Si la branche vieillesse affiche un résultat positif de 0,9 milliard d’euros, il convient d’intégrer le solde du FSV pour apprécier la situation des retraites. Ce dernier accuse un déficit de 3,6 milliards. Ce qui signifie que nous avons actuellement un problème de financement. Nous savons, d’après les travaux du Conseil d’Orientation des Retraites (COR), que le retour à l’équilibre budgétaire s’éloigne chaque année un peu plus. Et ce sont peut-être ces perspectives futures, à savoir la « dégradation des projections démographiques », qui inquiètent le plus les Sages de la Cour.

Pour 2017, les projections de la commission des comptes de la sécurité sociale anticipent une détérioration du déficit visé (régime général et FSV) de 1,4 milliard d’euros. Ce qui se traduirait par un déficit de 5,5 milliards d’euros contre 4,1 milliards escomptés. L’assurance maladie est encore au cœur de la problématique, puisqu’elle enregistrerait une hausse de 1,5 milliards d’euros de son déficit. Bien que l’ONDAM pour 2017 ait été fixé à la hausse à +2,1%, il apparait que ce dernier ne sera toujours pas respecté, les Sages anticipent une dérive supplémentaire à +2,4%.

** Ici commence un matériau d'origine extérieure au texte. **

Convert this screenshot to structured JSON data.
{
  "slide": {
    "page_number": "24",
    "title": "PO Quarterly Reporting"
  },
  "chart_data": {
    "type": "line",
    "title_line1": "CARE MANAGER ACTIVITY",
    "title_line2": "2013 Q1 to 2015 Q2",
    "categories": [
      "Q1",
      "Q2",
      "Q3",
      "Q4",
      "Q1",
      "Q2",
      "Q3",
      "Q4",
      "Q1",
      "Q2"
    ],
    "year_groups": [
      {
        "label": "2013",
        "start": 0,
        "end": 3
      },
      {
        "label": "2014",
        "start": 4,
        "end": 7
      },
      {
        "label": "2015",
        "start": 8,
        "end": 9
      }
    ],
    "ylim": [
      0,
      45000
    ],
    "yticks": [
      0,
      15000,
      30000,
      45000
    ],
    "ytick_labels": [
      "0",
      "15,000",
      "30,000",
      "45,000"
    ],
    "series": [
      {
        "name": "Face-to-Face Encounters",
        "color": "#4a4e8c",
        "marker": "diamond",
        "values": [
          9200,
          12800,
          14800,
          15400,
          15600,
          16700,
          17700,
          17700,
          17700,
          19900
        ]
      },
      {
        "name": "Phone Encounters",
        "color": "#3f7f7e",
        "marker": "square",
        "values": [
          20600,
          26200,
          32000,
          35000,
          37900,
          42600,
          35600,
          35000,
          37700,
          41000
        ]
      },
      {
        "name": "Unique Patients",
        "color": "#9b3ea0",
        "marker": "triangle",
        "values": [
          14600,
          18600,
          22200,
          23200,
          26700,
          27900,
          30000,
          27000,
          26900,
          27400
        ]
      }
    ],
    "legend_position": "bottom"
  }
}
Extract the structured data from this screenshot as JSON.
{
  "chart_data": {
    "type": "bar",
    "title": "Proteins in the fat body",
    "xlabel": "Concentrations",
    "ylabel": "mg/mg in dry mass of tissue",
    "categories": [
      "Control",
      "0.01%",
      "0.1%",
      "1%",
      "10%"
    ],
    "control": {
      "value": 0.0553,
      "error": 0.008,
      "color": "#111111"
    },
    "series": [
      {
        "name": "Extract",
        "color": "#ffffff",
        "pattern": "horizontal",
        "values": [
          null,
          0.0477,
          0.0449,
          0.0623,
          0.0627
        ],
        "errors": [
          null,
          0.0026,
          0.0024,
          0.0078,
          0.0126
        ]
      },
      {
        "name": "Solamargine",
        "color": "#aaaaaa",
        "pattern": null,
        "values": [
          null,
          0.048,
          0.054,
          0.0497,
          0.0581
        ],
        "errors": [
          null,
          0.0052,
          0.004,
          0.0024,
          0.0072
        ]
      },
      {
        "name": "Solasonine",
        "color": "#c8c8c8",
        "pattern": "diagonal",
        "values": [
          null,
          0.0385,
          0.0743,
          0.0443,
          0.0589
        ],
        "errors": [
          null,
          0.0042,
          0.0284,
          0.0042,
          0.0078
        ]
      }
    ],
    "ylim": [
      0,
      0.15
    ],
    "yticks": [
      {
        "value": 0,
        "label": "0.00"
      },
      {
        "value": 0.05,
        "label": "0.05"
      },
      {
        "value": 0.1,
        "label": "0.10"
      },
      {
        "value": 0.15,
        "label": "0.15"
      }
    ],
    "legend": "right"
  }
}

Une branche assurance maladie en déficit permanent, une détérioration des perspectives financières des retraites, un niveau élevé de dette sociale (151,2 milliards fin 2016) exposé aux évolutions de taux d’intérêt, autant d’éléments sur lesquels la Cour des Comptes insiste à bon droit. Cette dernière formule une nouvelle fois des « recommandations » qu’il convient désormais de mettre en place pour « créer les conditions d’un équilibre durable ».